University Of Missouri-Saint Louis, Saint Louis MO

Investigators

Abstract

This research seeks to determine how three types of factors -- climate, competitors, and disease -- influence where animals are found and how common they are. Understanding the influence of these factors is important for predicting how animals may react to climate change, introduced species, and emerging diseases. Pathogens (organisms that cause disease) exert unique influence because they are typically specialized on a few species, whereas the impacts of competing species and climate change are typically felt by many species. The interaction between pathogens and hosts (animals susceptible to pathogens) can change over time. The populations of hosts can grow as they become resistant to the pathogens and can shrink as the pathogens become more deadly.
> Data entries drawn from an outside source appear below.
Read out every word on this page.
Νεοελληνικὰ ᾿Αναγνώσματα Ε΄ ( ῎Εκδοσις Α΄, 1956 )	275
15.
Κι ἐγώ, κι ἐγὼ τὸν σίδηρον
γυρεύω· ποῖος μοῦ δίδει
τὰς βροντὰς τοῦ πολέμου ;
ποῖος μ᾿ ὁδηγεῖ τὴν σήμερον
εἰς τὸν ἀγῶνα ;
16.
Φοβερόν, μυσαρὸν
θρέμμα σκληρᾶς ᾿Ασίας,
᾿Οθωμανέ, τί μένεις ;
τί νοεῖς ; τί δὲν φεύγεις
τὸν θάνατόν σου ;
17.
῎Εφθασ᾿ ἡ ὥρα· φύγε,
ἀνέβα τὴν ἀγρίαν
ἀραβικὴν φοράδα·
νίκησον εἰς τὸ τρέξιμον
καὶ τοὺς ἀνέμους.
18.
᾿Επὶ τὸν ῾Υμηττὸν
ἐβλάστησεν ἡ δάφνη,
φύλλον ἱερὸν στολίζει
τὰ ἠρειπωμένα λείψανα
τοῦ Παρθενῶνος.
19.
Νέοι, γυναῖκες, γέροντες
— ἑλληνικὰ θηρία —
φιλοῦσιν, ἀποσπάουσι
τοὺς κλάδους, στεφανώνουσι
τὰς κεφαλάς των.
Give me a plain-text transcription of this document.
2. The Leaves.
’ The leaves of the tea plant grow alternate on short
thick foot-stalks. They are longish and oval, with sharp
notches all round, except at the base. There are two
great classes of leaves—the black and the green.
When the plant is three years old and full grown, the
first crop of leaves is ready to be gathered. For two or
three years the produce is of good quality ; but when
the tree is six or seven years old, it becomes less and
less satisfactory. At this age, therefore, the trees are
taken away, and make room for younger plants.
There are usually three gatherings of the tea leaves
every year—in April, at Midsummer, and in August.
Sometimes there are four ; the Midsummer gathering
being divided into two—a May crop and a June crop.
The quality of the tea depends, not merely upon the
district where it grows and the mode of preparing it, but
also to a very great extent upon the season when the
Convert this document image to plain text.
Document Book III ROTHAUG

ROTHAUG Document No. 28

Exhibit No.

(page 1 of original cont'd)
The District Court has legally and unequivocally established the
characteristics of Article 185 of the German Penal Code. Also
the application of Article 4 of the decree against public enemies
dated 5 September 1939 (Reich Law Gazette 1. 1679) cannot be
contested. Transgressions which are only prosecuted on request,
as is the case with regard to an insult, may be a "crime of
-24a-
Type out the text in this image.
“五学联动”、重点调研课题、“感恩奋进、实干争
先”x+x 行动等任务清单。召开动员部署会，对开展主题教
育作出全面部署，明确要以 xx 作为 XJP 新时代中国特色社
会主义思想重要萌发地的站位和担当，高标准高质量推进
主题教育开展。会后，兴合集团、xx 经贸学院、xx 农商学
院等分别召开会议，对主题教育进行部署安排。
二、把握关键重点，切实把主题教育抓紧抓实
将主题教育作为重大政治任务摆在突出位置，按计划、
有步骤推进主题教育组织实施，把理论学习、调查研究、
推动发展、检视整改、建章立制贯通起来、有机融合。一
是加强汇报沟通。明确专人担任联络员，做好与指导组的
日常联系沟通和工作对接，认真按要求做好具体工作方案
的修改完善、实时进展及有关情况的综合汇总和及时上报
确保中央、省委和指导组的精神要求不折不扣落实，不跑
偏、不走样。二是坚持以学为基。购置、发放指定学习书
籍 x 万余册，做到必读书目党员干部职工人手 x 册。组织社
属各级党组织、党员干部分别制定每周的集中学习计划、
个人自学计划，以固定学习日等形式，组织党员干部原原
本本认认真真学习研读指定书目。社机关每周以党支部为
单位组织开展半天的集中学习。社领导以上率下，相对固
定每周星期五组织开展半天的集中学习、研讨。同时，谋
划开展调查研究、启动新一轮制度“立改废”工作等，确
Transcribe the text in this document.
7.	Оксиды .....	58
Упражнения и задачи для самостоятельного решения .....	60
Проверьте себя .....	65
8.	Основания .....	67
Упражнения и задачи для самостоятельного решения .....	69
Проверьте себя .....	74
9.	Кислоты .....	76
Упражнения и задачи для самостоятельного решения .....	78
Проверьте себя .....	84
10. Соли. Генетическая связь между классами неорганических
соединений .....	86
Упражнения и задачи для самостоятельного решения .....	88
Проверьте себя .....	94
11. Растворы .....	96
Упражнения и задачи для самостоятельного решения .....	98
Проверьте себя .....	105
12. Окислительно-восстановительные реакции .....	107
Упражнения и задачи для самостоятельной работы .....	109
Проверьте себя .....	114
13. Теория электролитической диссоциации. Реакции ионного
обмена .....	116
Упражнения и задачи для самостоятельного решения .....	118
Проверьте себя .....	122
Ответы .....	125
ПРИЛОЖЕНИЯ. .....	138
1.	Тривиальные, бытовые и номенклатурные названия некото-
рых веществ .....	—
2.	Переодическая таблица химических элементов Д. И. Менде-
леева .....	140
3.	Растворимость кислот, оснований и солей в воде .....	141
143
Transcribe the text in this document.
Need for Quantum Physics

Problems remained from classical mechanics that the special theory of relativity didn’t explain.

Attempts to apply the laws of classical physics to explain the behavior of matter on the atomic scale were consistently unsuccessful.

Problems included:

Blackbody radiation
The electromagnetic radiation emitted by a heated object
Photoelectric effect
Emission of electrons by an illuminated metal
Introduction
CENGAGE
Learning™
These phases of expansion and contraction are likely important in determining where species occur and may even promote the formation of new species. Thus, investigating the dynamic interactions between hosts and pathogens can help us understand major patterns of life on earth. This research will result in a book-length synthesis of the factors that determine patterns of distribution and abundance of species of birds. Unique predictions from the potential effects of climate, competitors, and pathogens on populations and their distributions will be tested using data on avian populations obtained from the literature, a variety of databases from monitoring programs, and data from the Principal Investigator's laboratory on the host and geographic distribution of avian malaria parasites (Apicomplexa: Haemosporida). Genetic analyses of populations of birds over their geographic distributions around the Caribbean Basin will provide insight into the temporal dynamics of population expansion and contraction and their role in species formation. Results of these analyses, including a review and synthesis of the related literature, will be described in a book that emphasizes the intrinsic dynamics of ecological communities. Insights arising from the coevolutionary dynamics of pathogens and their hosts have not been explored in either an evolutionary or community context, and will provide a framework for interpreting patterns in community diversity and understanding the responses of species to a changing environment.